« Un terrain de jeu fascinant et agaçant à la fois qui cherche à s’affranchir de la définition même du théâtre : des acteurs et des actrices physiquement présent·es, de voix et de corps, dans un espace qui leur est dévolu. »

Maud Cucchi, Revue JEU


« Les personnages apparaissent à l’écran, chacun de chez eux, dans la ville où leur histoire s’est passée, dans leur fuseau horaire, et ils nous parlent dans les yeux (malgré la caméra) […] ils s’interprètent eux-mêmes, ils sont comme les voix d’un documentaire, mais ils sont aussi des acteurs et des actrices. C’est cette nuance qui fait que nous n’assistons pas à une conférence mais à une pièce de théâtre. Pour un spectacle où l’humour et l’émotion sont présents. […]

Le succès d’Intersections est d’exploiter la technologie sans en faire le protagoniste. La grâce de tout cela ne se trouve pas dans l’artefact mais dans l’histoire. Skype, tout comme le focus ou la scénographie, n’est qu’un élément qui facilite l’histoire, un moyen d’atteindre un objectif.

Les intersections nous font réfléchir sur le pouvoir populaire et les effets de la lutte de rue pour ceux qui en font partie.
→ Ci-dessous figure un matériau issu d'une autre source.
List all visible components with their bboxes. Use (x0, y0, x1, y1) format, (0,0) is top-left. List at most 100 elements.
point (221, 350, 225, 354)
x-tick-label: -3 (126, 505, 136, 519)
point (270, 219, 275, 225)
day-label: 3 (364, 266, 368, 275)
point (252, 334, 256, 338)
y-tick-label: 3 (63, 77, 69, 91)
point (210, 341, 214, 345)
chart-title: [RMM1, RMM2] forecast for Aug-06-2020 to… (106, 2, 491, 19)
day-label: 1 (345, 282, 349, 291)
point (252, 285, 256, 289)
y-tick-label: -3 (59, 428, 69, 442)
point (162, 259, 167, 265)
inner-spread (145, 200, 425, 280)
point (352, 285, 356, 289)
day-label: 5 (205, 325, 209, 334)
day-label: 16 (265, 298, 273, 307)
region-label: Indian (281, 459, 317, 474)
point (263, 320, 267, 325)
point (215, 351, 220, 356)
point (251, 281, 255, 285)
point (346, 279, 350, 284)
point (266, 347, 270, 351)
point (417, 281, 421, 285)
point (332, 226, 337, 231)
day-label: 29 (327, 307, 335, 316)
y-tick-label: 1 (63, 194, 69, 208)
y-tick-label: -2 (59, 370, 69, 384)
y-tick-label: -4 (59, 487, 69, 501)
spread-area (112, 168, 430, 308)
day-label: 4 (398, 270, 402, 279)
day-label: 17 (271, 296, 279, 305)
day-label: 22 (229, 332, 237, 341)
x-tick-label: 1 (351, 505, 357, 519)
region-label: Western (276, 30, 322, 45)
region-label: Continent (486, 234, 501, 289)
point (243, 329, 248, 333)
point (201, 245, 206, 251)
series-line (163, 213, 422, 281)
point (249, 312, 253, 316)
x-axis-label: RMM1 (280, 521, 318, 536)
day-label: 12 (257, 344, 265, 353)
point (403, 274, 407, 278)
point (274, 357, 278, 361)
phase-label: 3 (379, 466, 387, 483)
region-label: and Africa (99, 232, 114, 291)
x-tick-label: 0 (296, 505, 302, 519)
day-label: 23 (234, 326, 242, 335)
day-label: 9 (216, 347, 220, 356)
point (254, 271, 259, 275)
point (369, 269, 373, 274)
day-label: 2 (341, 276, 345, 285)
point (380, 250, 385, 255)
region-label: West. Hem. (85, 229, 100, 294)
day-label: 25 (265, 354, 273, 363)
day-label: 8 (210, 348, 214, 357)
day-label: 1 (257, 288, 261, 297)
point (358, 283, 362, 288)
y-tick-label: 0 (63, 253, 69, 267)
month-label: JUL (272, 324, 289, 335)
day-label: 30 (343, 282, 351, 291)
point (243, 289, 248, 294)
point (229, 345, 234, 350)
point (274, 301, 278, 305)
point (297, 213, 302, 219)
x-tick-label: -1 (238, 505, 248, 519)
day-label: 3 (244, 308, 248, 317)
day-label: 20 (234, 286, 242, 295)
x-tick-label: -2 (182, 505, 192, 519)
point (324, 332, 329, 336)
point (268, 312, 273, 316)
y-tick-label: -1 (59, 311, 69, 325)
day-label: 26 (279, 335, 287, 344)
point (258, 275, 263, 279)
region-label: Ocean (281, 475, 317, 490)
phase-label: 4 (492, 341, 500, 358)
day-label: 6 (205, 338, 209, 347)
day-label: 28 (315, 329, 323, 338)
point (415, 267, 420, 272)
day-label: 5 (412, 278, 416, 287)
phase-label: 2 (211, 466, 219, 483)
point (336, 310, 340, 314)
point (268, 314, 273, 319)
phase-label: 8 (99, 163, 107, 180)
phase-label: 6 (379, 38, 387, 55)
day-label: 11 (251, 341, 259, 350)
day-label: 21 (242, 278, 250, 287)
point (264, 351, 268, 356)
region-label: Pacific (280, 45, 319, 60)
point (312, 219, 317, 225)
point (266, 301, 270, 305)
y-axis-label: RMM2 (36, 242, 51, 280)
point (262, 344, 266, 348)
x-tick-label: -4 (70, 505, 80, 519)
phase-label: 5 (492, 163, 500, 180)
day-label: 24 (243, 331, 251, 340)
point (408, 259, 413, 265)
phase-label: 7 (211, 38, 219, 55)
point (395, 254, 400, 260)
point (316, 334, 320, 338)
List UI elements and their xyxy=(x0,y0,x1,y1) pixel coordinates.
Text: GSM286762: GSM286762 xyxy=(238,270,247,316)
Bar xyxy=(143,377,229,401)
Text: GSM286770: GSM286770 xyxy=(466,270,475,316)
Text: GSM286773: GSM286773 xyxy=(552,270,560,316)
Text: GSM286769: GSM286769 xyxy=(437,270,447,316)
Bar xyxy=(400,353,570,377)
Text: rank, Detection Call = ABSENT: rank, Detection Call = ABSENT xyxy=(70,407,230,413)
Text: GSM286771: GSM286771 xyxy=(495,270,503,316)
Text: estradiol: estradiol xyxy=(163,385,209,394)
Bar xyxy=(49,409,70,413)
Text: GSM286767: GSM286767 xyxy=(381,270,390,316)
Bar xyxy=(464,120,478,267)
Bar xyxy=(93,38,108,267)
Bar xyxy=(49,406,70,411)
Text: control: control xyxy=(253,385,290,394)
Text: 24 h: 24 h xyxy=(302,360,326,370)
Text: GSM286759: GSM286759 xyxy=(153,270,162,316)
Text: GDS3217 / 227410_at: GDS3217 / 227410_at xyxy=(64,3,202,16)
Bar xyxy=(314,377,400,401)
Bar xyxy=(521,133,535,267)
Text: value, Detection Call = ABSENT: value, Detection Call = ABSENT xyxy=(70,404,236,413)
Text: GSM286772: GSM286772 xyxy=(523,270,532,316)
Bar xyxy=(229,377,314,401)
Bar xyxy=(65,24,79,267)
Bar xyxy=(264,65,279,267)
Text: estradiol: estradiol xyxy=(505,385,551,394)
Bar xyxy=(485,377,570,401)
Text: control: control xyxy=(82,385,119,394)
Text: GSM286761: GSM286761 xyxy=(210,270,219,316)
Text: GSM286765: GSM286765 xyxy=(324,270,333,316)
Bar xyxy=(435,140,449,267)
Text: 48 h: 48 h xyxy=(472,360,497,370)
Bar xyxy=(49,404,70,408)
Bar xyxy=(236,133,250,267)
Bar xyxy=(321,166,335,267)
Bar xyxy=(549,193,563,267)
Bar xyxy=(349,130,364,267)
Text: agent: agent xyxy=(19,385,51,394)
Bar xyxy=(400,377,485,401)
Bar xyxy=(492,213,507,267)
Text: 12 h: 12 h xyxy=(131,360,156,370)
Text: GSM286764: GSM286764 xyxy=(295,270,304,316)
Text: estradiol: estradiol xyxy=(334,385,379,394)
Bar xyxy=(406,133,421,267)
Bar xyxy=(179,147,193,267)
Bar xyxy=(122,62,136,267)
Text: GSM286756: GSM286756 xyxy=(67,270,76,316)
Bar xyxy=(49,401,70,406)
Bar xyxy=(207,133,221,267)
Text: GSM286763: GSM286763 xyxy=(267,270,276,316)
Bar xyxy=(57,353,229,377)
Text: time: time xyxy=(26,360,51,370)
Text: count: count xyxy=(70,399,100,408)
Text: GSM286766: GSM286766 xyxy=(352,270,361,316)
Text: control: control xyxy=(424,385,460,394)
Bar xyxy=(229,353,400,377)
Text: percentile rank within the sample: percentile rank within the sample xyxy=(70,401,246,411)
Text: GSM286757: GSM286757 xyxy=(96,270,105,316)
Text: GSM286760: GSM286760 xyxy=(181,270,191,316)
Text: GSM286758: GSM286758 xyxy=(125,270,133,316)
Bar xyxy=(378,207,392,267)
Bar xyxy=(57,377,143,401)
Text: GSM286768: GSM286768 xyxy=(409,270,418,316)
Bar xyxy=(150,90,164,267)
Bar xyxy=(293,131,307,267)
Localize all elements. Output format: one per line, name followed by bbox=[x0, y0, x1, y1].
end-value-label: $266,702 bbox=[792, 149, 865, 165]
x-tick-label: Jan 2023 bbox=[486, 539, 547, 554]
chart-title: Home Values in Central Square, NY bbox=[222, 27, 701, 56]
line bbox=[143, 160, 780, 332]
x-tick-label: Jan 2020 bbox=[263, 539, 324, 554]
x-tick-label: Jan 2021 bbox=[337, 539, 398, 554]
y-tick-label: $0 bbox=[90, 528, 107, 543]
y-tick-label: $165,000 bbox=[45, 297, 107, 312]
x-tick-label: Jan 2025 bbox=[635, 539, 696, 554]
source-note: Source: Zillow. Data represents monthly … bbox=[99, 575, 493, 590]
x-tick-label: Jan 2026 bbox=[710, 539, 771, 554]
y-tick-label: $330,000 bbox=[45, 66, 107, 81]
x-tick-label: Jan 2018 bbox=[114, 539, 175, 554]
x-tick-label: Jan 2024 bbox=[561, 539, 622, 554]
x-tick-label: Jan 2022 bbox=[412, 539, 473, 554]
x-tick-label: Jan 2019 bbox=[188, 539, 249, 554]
Sans ingéniosité ni idéalisation et, paradoxalement, avec beaucoup de corps. Une expérience des plus intéressantes. »

Gema Moraleda, Somnis de teatre (Barcelone)


« En terminant, Intersections est un spectacle intéressant tant pour son propos que pour sa forme. Si on est plus familier avec le printemps érable, il est fascinant de découvrir les autres mouvements et leurs similitudes avec le nôtre. De plus, la mise en scène dynamique de Mireille Camier et Ricard Soler Mallol fait en sorte qu’en aucun moment on se lasse de regarder les écrans.»